When she pulled out the deck I nearly changed my mind. It wasn't bad exactly, but there was something a bit eerie about the pictures. "Are those all right?" I couldn't help asking.

She nodded. "They were painted by Lady Frieda Harris. She was inspired by divine forces. You have to trust in her vision." There was no one in the store. She went to the door and locked it. "I don't think anyone's coming now. We might as well go downstairs."

Yemman! I followed her down the stairs to the lower level and there was a table with a fringed cloth on it and a couple of chairs, so my initial hopes were dashed but there were other rooms curtained off and plenty of leeway, so I figured I would chill and bide my time. She might be lonely tonight you know. My chances were solid.

She asked my name and then she told me hers was Lenore, which seemed a fussy kind of name for a queen on the scene, but it sounded like a melody to me. "First, you need to relax," Lenore said as she shuffled the cards in slow motion.

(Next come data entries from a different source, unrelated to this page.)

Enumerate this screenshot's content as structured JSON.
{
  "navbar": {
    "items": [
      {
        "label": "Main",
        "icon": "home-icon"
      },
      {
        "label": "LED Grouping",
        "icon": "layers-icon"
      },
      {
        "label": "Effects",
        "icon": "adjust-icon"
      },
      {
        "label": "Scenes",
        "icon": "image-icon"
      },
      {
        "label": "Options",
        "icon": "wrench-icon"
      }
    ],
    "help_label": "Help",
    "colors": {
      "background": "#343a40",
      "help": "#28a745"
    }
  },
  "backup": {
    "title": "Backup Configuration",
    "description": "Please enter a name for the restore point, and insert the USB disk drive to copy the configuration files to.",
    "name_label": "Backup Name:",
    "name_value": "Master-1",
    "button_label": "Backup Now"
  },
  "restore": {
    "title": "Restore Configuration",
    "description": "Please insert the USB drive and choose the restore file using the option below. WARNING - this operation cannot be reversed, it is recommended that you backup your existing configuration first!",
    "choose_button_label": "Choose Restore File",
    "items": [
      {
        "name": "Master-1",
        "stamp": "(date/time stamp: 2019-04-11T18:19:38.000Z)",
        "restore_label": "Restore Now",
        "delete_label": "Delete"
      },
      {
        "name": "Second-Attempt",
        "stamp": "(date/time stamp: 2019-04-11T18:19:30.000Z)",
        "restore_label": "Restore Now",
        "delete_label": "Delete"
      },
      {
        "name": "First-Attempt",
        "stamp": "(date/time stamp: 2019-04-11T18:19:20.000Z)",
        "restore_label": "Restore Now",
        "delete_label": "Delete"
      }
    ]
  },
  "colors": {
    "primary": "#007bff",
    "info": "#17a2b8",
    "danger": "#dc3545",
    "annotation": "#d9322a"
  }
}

The flapping echo of the cards didn't seem likely to instill a calm mind, but I tried to look like I was hanging loose and not thinking about making a move.

"Concentrate your attention on your third eye," Lenore continued, her voice modulating into a kind of trance-like rhythm. It was both soothing and sexy.

"Third eye, what's that?" I asked, squelching the desire to make a crude joke.

She reached across the table and tapped me between the eyebrows. "Damn, that's just what the Buddha did!" It was freaky for sure. "There something I don't know?"

"The third eye is the seat of mystic wisdom, where resides your ability to see beyond this world." She smiled again and tapped the deck. "Cut."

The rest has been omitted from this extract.